Im Modell können Zusammenhänge abgelesen werden: es wird nachvollziehbar, warum eine bestimmte Straße als Gesamtraum nicht funktioniert, worin ihre spezielle Un-Attraktivität liegt, warum Läden sich nicht halten können oder warum – trotz aktueller Raumnot – diese bestimmte Erdgeschoßzone keine NutzerInnen anzieht. Für desolate, von Leerständen, Lager- und Garagennutzungen geprägte Straßenzüge können dann Nutzungsvorschläge erarbeitet werden. Es könnten Auflagen festgelegt werden für bestimmte Nutzungen, welche den Gesamtraum beeinträchtigen.

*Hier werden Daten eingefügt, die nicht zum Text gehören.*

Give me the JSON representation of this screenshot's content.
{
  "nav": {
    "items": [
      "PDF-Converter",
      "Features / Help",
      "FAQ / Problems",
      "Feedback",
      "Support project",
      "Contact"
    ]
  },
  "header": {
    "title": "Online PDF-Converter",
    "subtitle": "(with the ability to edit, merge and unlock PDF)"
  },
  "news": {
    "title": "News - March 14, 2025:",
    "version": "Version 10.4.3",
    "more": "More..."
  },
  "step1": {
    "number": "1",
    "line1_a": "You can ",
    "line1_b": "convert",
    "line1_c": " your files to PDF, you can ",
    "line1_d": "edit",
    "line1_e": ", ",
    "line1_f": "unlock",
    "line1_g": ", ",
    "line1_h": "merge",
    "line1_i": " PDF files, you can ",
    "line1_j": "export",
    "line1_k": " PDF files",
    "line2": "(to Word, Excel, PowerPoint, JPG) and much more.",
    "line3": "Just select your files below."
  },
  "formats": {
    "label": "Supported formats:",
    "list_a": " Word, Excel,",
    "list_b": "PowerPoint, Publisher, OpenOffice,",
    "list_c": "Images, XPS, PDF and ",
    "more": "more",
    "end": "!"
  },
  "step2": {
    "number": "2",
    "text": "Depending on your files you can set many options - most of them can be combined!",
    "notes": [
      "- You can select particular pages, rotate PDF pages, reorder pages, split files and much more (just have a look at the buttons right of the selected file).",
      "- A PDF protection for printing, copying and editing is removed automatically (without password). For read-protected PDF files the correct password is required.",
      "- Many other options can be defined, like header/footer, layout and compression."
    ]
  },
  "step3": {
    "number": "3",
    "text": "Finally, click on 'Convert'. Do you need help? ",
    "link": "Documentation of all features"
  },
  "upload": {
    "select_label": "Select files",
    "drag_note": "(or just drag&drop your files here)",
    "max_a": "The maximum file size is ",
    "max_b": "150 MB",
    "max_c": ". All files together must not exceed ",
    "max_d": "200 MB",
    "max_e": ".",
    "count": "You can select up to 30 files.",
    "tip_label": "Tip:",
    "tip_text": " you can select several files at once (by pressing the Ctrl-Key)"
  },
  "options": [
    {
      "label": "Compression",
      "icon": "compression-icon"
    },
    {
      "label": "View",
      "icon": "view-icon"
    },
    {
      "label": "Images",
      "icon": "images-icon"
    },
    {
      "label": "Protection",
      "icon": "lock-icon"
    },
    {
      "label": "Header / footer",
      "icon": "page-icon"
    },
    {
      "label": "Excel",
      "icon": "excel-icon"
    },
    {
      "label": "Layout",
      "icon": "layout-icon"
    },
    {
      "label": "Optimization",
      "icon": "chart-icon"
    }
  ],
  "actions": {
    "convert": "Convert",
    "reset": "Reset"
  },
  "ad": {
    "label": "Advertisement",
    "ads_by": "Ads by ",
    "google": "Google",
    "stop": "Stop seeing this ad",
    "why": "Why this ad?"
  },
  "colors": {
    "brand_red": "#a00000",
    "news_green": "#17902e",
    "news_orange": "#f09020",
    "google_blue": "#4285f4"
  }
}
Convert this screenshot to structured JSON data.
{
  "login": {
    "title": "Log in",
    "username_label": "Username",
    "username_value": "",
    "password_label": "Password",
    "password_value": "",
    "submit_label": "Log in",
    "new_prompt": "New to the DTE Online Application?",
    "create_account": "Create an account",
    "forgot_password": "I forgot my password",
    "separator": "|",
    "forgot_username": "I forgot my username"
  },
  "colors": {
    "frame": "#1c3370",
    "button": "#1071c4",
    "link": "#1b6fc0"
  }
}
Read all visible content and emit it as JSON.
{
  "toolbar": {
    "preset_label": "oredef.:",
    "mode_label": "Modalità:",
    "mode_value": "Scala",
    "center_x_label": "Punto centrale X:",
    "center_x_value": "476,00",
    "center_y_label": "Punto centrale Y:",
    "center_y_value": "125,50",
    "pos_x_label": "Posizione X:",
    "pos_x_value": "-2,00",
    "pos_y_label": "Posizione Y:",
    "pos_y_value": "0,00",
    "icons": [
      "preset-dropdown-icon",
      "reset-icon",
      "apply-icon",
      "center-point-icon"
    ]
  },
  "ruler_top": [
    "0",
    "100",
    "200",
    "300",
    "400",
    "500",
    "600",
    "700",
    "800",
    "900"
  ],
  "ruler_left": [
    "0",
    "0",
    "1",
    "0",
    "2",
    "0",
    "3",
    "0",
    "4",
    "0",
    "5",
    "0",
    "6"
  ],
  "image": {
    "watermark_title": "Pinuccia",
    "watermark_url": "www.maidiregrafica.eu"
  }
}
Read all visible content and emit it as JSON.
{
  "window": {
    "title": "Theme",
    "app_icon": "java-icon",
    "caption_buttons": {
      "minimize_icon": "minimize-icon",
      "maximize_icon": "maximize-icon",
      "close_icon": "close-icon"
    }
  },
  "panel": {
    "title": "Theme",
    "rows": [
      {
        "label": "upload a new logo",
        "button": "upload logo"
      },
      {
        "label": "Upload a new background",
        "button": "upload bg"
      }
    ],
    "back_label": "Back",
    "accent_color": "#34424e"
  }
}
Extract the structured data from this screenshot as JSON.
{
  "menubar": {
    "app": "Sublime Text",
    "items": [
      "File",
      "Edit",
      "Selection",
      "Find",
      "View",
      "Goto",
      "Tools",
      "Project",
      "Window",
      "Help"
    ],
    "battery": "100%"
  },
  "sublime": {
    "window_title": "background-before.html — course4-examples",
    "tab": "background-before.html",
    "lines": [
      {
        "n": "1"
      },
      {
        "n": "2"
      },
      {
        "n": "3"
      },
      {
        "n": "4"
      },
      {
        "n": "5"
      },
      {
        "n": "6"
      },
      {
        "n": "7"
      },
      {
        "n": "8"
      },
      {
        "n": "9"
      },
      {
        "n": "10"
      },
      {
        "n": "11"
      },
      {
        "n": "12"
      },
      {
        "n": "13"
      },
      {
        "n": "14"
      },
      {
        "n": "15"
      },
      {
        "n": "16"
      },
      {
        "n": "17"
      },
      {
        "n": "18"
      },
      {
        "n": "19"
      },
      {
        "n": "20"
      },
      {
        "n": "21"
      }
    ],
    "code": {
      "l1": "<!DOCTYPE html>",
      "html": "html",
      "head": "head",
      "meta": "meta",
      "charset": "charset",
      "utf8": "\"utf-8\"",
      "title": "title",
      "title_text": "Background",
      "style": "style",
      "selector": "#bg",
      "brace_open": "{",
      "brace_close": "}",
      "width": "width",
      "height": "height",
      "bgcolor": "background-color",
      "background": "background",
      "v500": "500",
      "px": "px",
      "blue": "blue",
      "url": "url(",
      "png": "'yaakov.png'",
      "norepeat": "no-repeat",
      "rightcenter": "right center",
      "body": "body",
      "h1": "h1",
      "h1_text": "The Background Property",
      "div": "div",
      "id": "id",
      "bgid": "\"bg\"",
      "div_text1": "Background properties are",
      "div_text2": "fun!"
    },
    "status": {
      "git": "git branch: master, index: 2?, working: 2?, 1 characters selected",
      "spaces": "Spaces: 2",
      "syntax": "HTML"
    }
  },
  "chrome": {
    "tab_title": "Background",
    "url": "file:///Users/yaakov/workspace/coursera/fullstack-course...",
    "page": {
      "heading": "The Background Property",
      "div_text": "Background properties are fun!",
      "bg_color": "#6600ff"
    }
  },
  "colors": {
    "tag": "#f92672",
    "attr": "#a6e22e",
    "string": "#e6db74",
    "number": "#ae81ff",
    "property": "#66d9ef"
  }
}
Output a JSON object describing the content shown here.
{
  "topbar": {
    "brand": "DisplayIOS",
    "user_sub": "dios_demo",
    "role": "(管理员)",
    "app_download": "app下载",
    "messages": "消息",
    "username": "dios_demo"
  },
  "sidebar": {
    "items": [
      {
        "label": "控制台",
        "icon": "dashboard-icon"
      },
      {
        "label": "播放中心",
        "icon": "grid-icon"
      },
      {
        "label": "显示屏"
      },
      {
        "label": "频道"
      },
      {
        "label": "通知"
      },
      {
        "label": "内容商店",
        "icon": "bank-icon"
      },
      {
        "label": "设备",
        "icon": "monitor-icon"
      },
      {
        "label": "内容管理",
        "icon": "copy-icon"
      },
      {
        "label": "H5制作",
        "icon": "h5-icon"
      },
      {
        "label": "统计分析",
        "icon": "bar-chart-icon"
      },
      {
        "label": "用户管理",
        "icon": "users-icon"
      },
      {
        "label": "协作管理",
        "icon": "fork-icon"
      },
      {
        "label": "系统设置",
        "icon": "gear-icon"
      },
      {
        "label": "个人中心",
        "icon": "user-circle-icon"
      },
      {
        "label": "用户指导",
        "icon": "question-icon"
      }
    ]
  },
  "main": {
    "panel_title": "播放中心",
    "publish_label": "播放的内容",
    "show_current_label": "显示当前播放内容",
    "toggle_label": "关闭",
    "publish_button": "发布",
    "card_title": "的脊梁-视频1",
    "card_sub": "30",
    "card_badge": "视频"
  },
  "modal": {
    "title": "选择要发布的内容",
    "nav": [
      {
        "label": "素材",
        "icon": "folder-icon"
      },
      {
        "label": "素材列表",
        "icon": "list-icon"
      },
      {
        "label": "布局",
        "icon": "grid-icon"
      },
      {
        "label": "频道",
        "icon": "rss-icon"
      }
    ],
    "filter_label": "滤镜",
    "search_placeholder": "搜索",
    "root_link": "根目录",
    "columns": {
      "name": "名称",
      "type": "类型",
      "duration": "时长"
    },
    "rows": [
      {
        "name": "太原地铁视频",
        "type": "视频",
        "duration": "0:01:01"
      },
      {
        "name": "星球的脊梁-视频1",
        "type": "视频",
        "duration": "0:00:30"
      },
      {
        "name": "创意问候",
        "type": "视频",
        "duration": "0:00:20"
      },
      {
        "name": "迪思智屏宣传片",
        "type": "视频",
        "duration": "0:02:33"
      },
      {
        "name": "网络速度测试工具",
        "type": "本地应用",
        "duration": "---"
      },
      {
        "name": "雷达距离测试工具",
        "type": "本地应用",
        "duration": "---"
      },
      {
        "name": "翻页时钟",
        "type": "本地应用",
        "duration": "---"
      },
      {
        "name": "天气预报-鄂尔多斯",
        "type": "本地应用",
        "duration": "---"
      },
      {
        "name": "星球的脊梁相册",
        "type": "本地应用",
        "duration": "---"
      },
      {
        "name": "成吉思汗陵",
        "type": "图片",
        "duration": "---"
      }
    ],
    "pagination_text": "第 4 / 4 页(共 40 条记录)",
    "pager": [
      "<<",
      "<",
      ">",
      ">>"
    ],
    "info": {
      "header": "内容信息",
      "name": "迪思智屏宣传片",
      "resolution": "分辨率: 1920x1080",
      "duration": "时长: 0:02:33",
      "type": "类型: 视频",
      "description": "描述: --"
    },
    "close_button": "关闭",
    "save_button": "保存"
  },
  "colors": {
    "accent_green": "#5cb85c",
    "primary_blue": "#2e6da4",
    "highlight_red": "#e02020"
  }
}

Oder wir lassen’s, wie’s ist. Ziehen alle um einen Stock nach oben und sorgen damit dafür, dass durch die dadurch erforderlichen Dachaufbauten unsere engen Straßenschluchten (Wiens Gründerzeitstraßen sind im Europäischen vergleich besonders schmal) noch schlechter belichtet werden und benützen das StadtParterre ausschließlich zum Abstellen von Privat-Pkws. Soziale Kontakte müssen sich dann eben auf soziale Netzwerke beschränken. So kann man sich das ganze auch vorstellen… klappt sicher auch… man kann ja dann eigene Bauten dafür schaffen, damit wir das „Sich-Begegnen in der städtischen Straße“ quasi analog nachstellen können… ach, die gibt’s ja schon! Wien ist gesegnet mit Shoppingmalls… so gesehen brauchen wir das unterste Stockwerk vielleicht gar nicht mehr.